Overview
LLM observability is the practice of instrumenting LLM systems so you can answer what happened on any given request and whether quality is drifting over time. It extends classic logs-metrics-traces with LLM-specific signals: tokens, cost, prompt and model versions, tool-call spans, and quality scores. Without it, a nondeterministic failure is unreproducible. This page is the monitoring view; the broad ops pillar is llmops-best-practices and the measurement methods are in llm-evaluation-in-production. Builds on general practice in observability. Dated 2026-06.
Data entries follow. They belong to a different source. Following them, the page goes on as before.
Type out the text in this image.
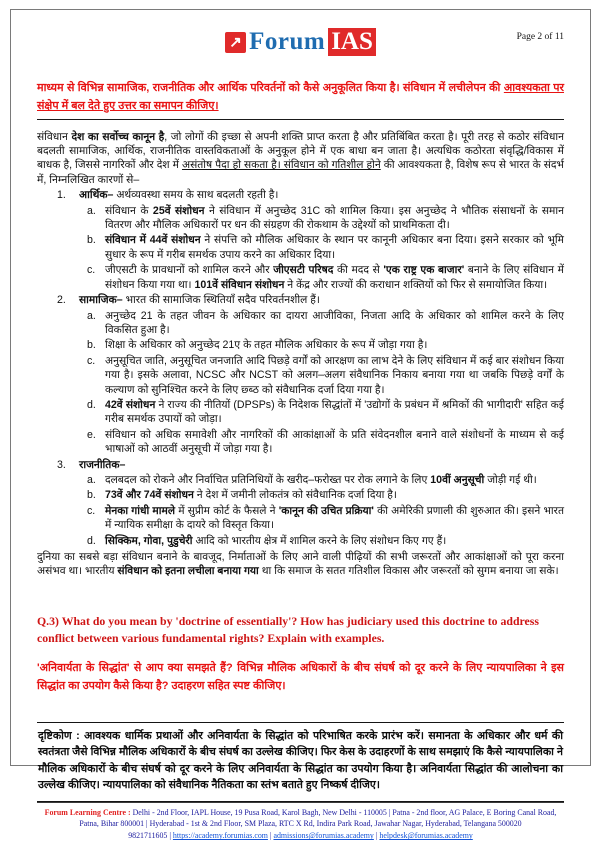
↗ Forum IAS	Page 2 of 11
माध्यम से विभिन्न सामाजिक, राजनीतिक और आर्थिक परिवर्तनों को कैसे अनुकूलित किया है। संविधान में लचीलेपन की आवश्यकता पर संक्षेप में बल देते हुए उत्तर का समापन कीजिए।
संविधान देश का सर्वोच्च कानून है, जो लोगों की इच्छा से अपनी शक्ति प्राप्त करता है और प्रतिबिंबित करता है। पूरी तरह से कठोर संविधान बदलती सामाजिक, आर्थिक, राजनीतिक वास्तविकताओं के अनुकूल होने में एक बाधा बन जाता है। अत्यधिक कठोरता संवृद्धि/विकास में बाधक है, जिससे नागरिकों और देश में असंतोष पैदा हो सकता है। संविधान को गतिशील होने की आवश्यकता है, विशेष रूप से भारत के संदर्भ में, निम्नलिखित कारणों से–
1.	आर्थिक– अर्थव्यवस्था समय के साथ बदलती रहती है।
a. संविधान के 25वें संशोधन ने संविधान में अनुच्छेद 31C को शामिल किया। इस अनुच्छेद ने भौतिक संसाधनों के समान वितरण और मौलिक अधिकारों पर धन की संग्रहण की रोकथाम के उद्देश्यों को प्राथमिकता दी।
b. संविधान में 44वें संशोधन ने संपत्ति को मौलिक अधिकार के स्थान पर कानूनी अधिकार बना दिया। इसने सरकार को भूमि सुधार के रूप में गरीब समर्थक उपाय करने का अधिकार दिया।
c. जीएसटी के प्रावधानों को शामिल करने और जीएसटी परिषद की मदद से 'एक राष्ट्र एक बाजार' बनाने के लिए संविधान में संशोधन किया गया था। 101वें संविधान संशोधन ने केंद्र और राज्यों की कराधान शक्तियों को फिर से समायोजित किया।
2.	सामाजिक– भारत की सामाजिक स्थितियाँ सदैव परिवर्तनशील हैं।
a. अनुच्छेद 21 के तहत जीवन के अधिकार का दायरा आजीविका, निजता आदि के अधिकार को शामिल करने के लिए विकसित हुआ है।
b. शिक्षा के अधिकार को अनुच्छेद 21ए के तहत मौलिक अधिकार के रूप में जोड़ा गया है।
c. अनुसूचित जाति, अनुसूचित जनजाति आदि पिछड़े वर्गों को आरक्षण का लाभ देने के लिए संविधान में कई बार संशोधन किया गया है। इसके अलावा, NCSC और NCST को अलग–अलग संवैधानिक निकाय बनाया गया था जबकि पिछड़े वर्गों के कल्याण को सुनिश्चित करने के लिए छ्ब्ठ को संवैधानिक दर्जा दिया गया है।
d. 42वें संशोधन ने राज्य की नीतियों (DPSPs) के निदेशक सिद्धांतों में 'उद्योगों के प्रबंधन में श्रमिकों की भागीदारी' सहित कई गरीब समर्थक उपायों को जोड़ा।
e. संविधान को अधिक समावेशी और नागरिकों की आकांक्षाओं के प्रति संवेदनशील बनाने वाले संशोधनों के माध्यम से कई भाषाओं को आठवीं अनुसूची में जोड़ा गया है।
3.	राजनीतिक–
a. दलबदल को रोकने और निर्वाचित प्रतिनिधियों के खरीद–फरोख्त पर रोक लगाने के लिए 10वीं अनुसूची जोड़ी गई थी।
b. 73वें और 74वें संशोधन ने देश में जमीनी लोकतंत्र को संवैधानिक दर्जा दिया है।
c. मेनका गांधी मामले में सुप्रीम कोर्ट के फैसले ने 'कानून की उचित प्रक्रिया' की अमेरिकी प्रणाली की शुरुआत की। इसने भारत में न्यायिक समीक्षा के दायरे को विस्तृत किया।
d. सिक्किम, गोवा, पुडुचेरी आदि को भारतीय क्षेत्र में शामिल करने के लिए संशोधन किए गए हैं।
दुनिया का सबसे बड़ा संविधान बनाने के बावजूद, निर्माताओं के लिए आने वाली पीढ़ियों की सभी जरूरतों और आकांक्षाओं को पूरा करना असंभव था। भारतीय संविधान को इतना लचीला बनाया गया था कि समाज के सतत गतिशील विकास और जरूरतों को सुगम बनाया जा सके।
Q.3) What do you mean by 'doctrine of essentially'? How has judiciary used this doctrine to address conflict between various fundamental rights? Explain with examples.
'अनिवार्यता के सिद्धांत' से आप क्या समझते हैं? विभिन्न मौलिक अधिकारों के बीच संघर्ष को दूर करने के लिए न्यायपालिका ने इस सिद्धांत का उपयोग कैसे किया है? उदाहरण सहित स्पष्ट कीजिए।
दृष्टिकोण : आवश्यक धार्मिक प्रथाओं और अनिवार्यता के सिद्धांत को परिभाषित करके प्रारंभ करें। समानता के अधिकार और धर्म की स्वतंत्रता जैसे विभिन्न मौलिक अधिकारों के बीच संघर्ष का उल्लेख कीजिए। फिर केस के उदाहरणों के साथ समझाएं कि कैसे न्यायपालिका ने मौलिक अधिकारों के बीच संघर्ष को दूर करने के लिए अनिवार्यता के सिद्धांत का उपयोग किया है। अनिवार्यता सिद्धांत की आलोचना का उल्लेख कीजिए। न्यायपालिका को संवैधानिक नैतिकता का स्तंभ बताते हुए निष्कर्ष दीजिए।
Forum Learning Centre : Delhi - 2nd Floor, IAPL House, 19 Pusa Road, Karol Bagh, New Delhi - 110005 | Patna - 2nd floor, AG Palace, E Boring Canal Road, Patna, Bihar 800001 | Hyderabad - 1st & 2nd Floor, SM Plaza, RTC X Rd, Indira Park Road, Jawahar Nagar, Hyderabad, Telangana 500020
9821711605 | https://academy.forumias.com | admissions@forumias.academy | helpdesk@forumias.academy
Trace every request end to end
Emit one trace per request with a correlation ID spanning the full path: the assembled prompt, the model id and prompt version, retrieved chunks, each tool call and its result, the response, and the stop reason. For agents, span each loop iteration so you can see where it went wrong. This is the foundation; everything else is aggregation over traces. See reliable-agents-in-production and agent-loop.
Capture LLM-specific metrics
Track the numbers classic APM misses.
- Tokens in and out, and cost, per request, model, and feature.
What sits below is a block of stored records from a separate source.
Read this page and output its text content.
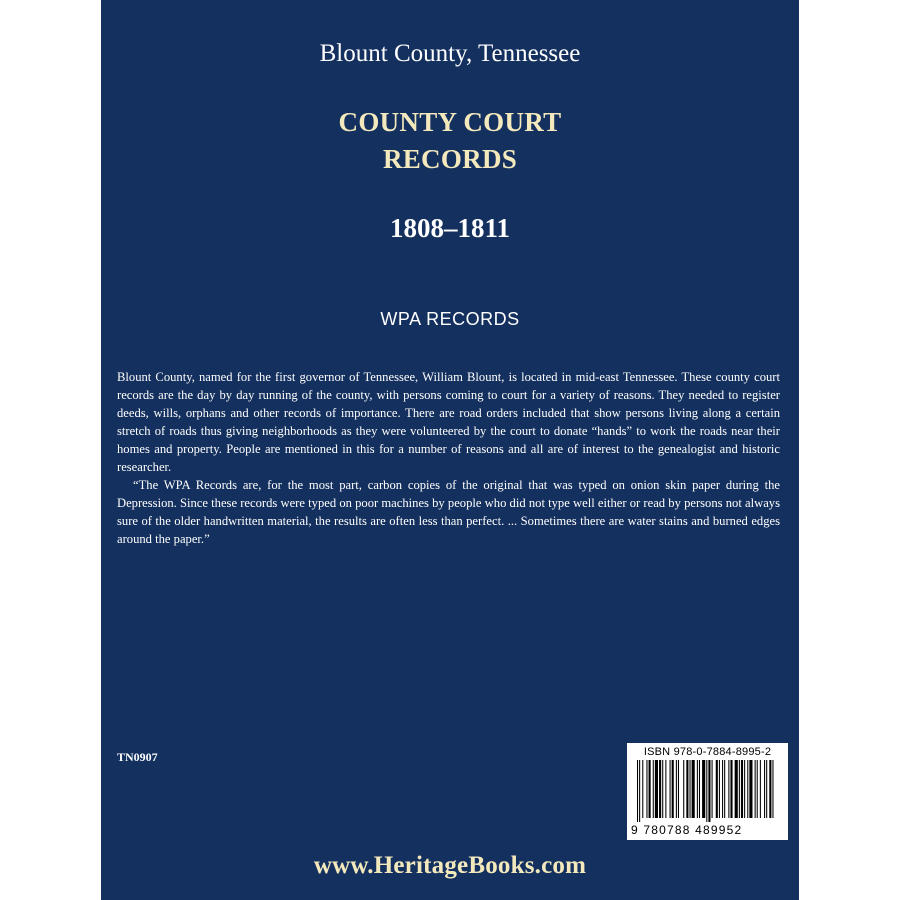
Blount County, Tennessee
COUNTY COURT
RECORDS
1808–1811
WPA RECORDS

Blount County, named for the first governor of Tennessee, William Blount, is located in mid-east Tennessee. These county court records are the day by day running of the county, with persons coming to court for a variety of reasons. They needed to register deeds, wills, orphans and other records of importance. There are road orders included that show persons living along a certain stretch of roads thus giving neighborhoods as they were volunteered by the court to donate “hands” to work the roads near their homes and property. People are mentioned in this for a number of reasons and all are of interest to the genealogist and historic researcher.

“The WPA Records are, for the most part, carbon copies of the original that was typed on onion skin paper during the Depression. Since these records were typed on poor machines by people who did not type well either or read by persons not always sure of the older handwritten material, the results are often less than perfect. ... Sometimes there are water stains and burned edges around the paper.”

TN0907	ISBN 978-0-7884-8995-2
9 780788 489952
www.HeritageBooks.com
- Time to first token and total latency; streaming makes the first matter most.
- Cache hit rate on prompt prefixes; see cost-control.
- Tool-call count, tool-error rate, and loop-cap hits per request.
Monitor quality, not just uptime
A system can be fully up and quietly wrong. Sample live traffic for quality signals: user thumbs up/down, edit and regenerate rates, refusal rate, escalation rate, and faithfulness or hallucination-rate on retrieval-grounded answers. Feed graded samples back into the golden set; see llm-evaluation-in-production.
Log prompts and outputs with privacy in mind
Store inputs and outputs to debug failures, but redact secrets and PII at capture, set retention limits, and respect user consent. Logging raw conversations without controls is a data-protection liability. Keep citation provenance in the trace so a disputed answer can be audited; see rag-citations.
Alert on the failures that hide
Set alerts that catch silent degradation, not just exceptions: a spike in loop-cap hits, a rising tool-error rate, a cost-per-request jump, a drop in thumbs-up rate, or a latency regression after a deploy. Tie alerts to the prompt and model version so you can correlate a regression with a change.
Verification
- Trigger a failing request; confirm its full trace is retrievable by correlation ID.
- Confirm token, cost, and latency dashboards break down by model and feature.
- Confirm PII redaction runs at capture, not after storage.
- Deploy a deliberately worse prompt to staging; confirm a quality alert fires.